Bugün ne yapsam ne etsem üstümdeki bu
mutsuzluk, durgunluk halini atamadım. Yolda yürümekten korkar oldum her an bir
yerlerden bir arabaya sıkışmış bir kedi, yaralı bir köpek, kanadı kırılmış bir
kuş sesi gelecek de ben yine tek başıma bir şeyler yapmak için debeleneceğim
diye… Üniversitedeyken kaç kez okul yolundan dönmüşümdür rastladığım ve aç
olduğunu anladığım bir kediyi beslemek için. Kaç yavru köpeği tutup eve
getirdim karnını doyurup sevip sonra içim kan ağlaya ağlaya sokağa geri
bıraktım hatırlamıyorum.
Barınaklar mı? Sokak bana onlardan daha
güvenli görünüyor. En azından bir yere hapsolmuş şekilde önlerine konacak iki
lokma yemek beklemeyip başlarının çaresine bakmaya çalışabiliyorlar. Ama,
yoruldum. Fiziksel bir yorgunluk değil bu, ruhun yorgunluğu. Bu kadar çok acı
çeken, hırpalanan, zulmedilen savunmasız canlı görmek ve ne kadar istesem de
bir şey yapamamak, onlara yetememek beni yordu. Üzülmek yordu. Bazen kalbimin
çatlayacağını zannediyorum. İnsanın insana zulmü beni bu kadar etkilemiyor;
çünkü kendimiz ediyor kendimiz buluyoruz.
Ya bu masumların günahı ne? Ne kötülükten haberleri var ne bir şeyden.
İki lokma yemek verip başını okşasan zaten dostun olur o anda. Sözde herkes iyi
yürekli, merhametli. İnanmıyorum artık ben.
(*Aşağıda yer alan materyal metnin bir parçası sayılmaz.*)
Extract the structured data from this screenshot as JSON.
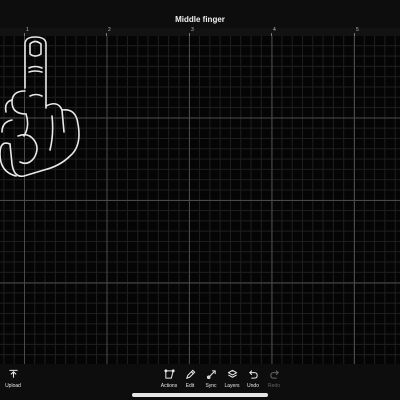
{
  "header": {
    "title": "Middle finger"
  },
  "ruler": {
    "labels": [
      "1",
      "2",
      "3",
      "4",
      "5"
    ]
  },
  "canvas": {
    "artwork_name": "hand-middle-finger"
  },
  "toolbar": {
    "upload_label": "Upload",
    "items": [
      {
        "label": "Actions",
        "icon": "actions-icon",
        "enabled": true
      },
      {
        "label": "Edit",
        "icon": "edit-icon",
        "enabled": true
      },
      {
        "label": "Sync",
        "icon": "sync-icon",
        "enabled": true
      },
      {
        "label": "Layers",
        "icon": "layers-icon",
        "enabled": true
      },
      {
        "label": "Undo",
        "icon": "undo-icon",
        "enabled": true
      },
      {
        "label": "Redo",
        "icon": "redo-icon",
        "enabled": false
      }
    ]
  },
  "colors": {
    "background": "#000000",
    "grid_major": "#4a4a4a",
    "grid_minor": "#1f1f1f",
    "stroke": "#e8e8e8"
  }
}
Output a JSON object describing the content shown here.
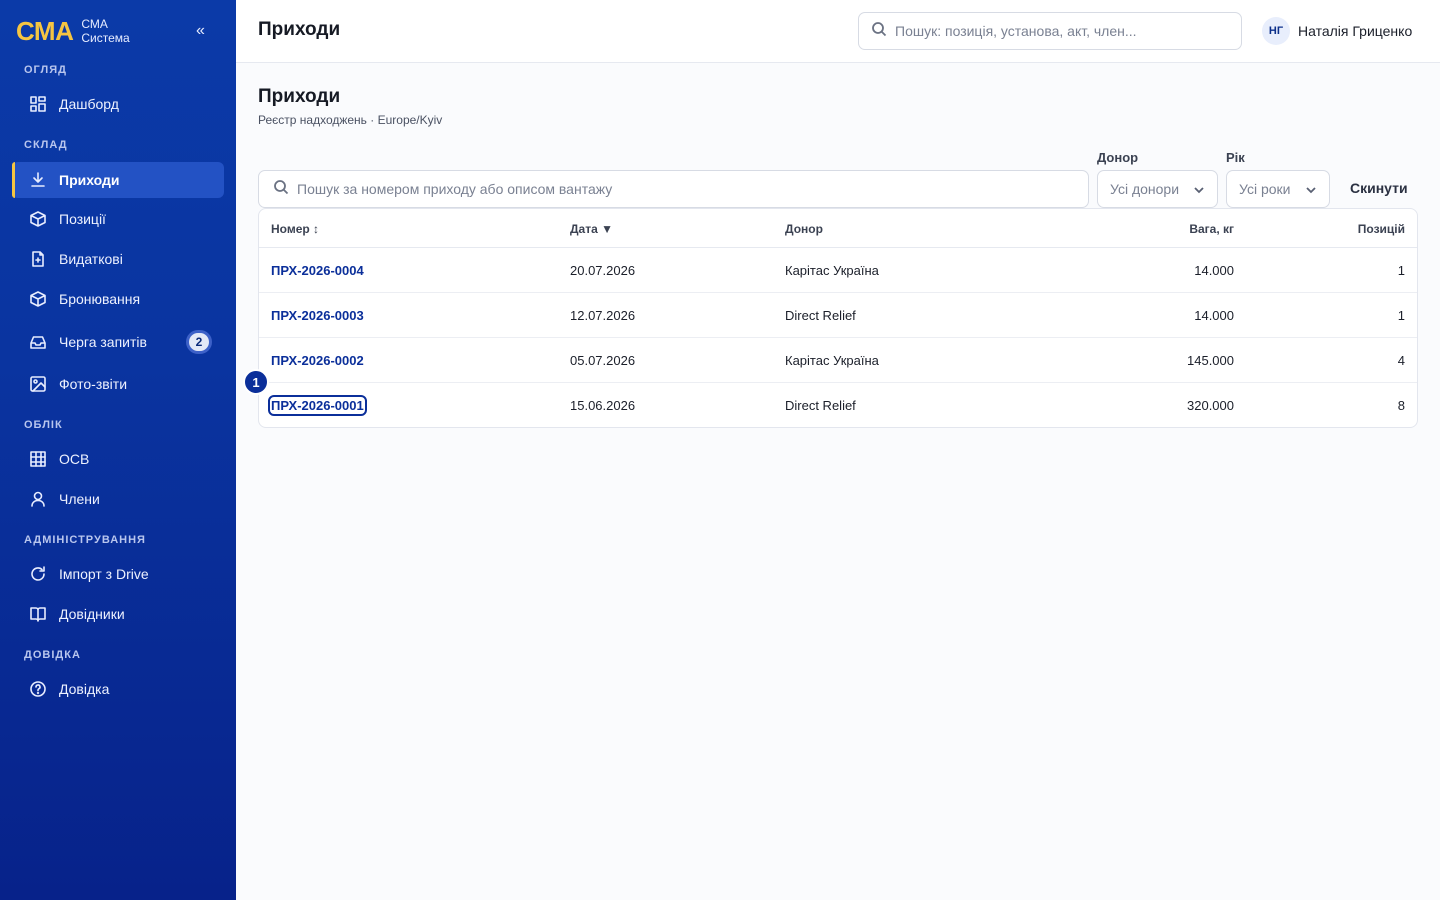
{
  "brand": {
    "logo": "СМА",
    "line1": "СМА",
    "line2": "Система",
    "collapse": "«"
  },
  "sidebar": {
    "sections": [
      {
        "label": "Огляд"
      },
      {
        "label": "Склад"
      },
      {
        "label": "Облік"
      },
      {
        "label": "Адміністрування"
      },
      {
        "label": "Довідка"
      }
    ],
    "items": [
      {
        "label": "Дашборд",
        "icon": "dashboard-icon"
      },
      {
        "label": "Приходи",
        "icon": "download-icon",
        "active": true
      },
      {
        "label": "Позиції",
        "icon": "box-icon"
      },
      {
        "label": "Видаткові",
        "icon": "document-icon"
      },
      {
        "label": "Бронювання",
        "icon": "box-icon"
      },
      {
        "label": "Черга запитів",
        "icon": "inbox-icon",
        "badge": "2"
      },
      {
        "label": "Фото-звіти",
        "icon": "image-icon"
      },
      {
        "label": "ОСВ",
        "icon": "table-icon"
      },
      {
        "label": "Члени",
        "icon": "user-icon"
      },
      {
        "label": "Імпорт з Drive",
        "icon": "refresh-icon"
      },
      {
        "label": "Довідники",
        "icon": "book-icon"
      },
      {
        "label": "Довідка",
        "icon": "help-icon"
      }
    ]
  },
  "header": {
    "title": "Приходи",
    "search_placeholder": "Пошук: позиція, установа, акт, член...",
    "user_initials": "НГ",
    "user_name": "Наталія Гриценко"
  },
  "page": {
    "title": "Приходи",
    "subtitle": "Реєстр надходжень · Europe/Kyiv"
  },
  "filters": {
    "search_placeholder": "Пошук за номером приходу або описом вантажу",
    "donor_label": "Донор",
    "donor_value": "Усі донори",
    "year_label": "Рік",
    "year_value": "Усі роки",
    "reset": "Скинути"
  },
  "table": {
    "columns": [
      "Номер ↕",
      "Дата ▼",
      "Донор",
      "Вага, кг",
      "Позицій"
    ],
    "rows": [
      {
        "number": "ПРХ-2026-0004",
        "date": "20.07.2026",
        "donor": "Карітас Україна",
        "weight": "14.000",
        "items": "1"
      },
      {
        "number": "ПРХ-2026-0003",
        "date": "12.07.2026",
        "donor": "Direct Relief",
        "weight": "14.000",
        "items": "1"
      },
      {
        "number": "ПРХ-2026-0002",
        "date": "05.07.2026",
        "donor": "Карітас Україна",
        "weight": "145.000",
        "items": "4"
      },
      {
        "number": "ПРХ-2026-0001",
        "date": "15.06.2026",
        "donor": "Direct Relief",
        "weight": "320.000",
        "items": "8"
      }
    ]
  },
  "annotation": {
    "marker": "1"
  },
  "colors": {
    "sidebar": "#0a34a0",
    "accent": "#f5c542",
    "link": "#0b2f9a"
  }
}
Herkes sadece bir parça merhametli
olsaydı dışarda bu kadar çok acı çeken, zor durumda olan canlı olmazdı.
Ben zamanında öğrenci haliyle bütün apartmana
bütün şikayetlere rağmen bulduğu her yaralı ya da muhtaç kediyi eve getirip
bakımını yapmış, her seferinde 45 dakikalık yolu yürüyerek onları veterinere
götürmüş bir insanım. Bir şey yemeden önce doyduklarından emin olmaya çalışan,
üstüne başına harcamayıp onlara yiyecek alan biriyim. 30’a yakın kediyi hepsini
ayrı ayrı sevip hepsiyle ayrı ayrı ilgilenmeye çalışarak sahiplendiğim
dönemlerim oldu. Gücümün en sonuna kadar baktım onlara. Ta ki merhametsiz, gözü
dönmüş insanlarla mahkemelik olana kadar. Sonuçta ben de bir faniyim ve
sınırlarım var. Olmadı işte, yetemedim. Vazgeçmek zorunda kaldım
sevdiklerimden. Sokağa bıraktım hepsini; çünkü büyük oldukları için kimse almak
istemedi. Barınağa götürmek hiç düşünmediğim bir şeydi zaten. Hiç barınak
gördünüz mü? Kendi yaralarında ve kanında çürümeye unutulmuş yarı ölü köpekler?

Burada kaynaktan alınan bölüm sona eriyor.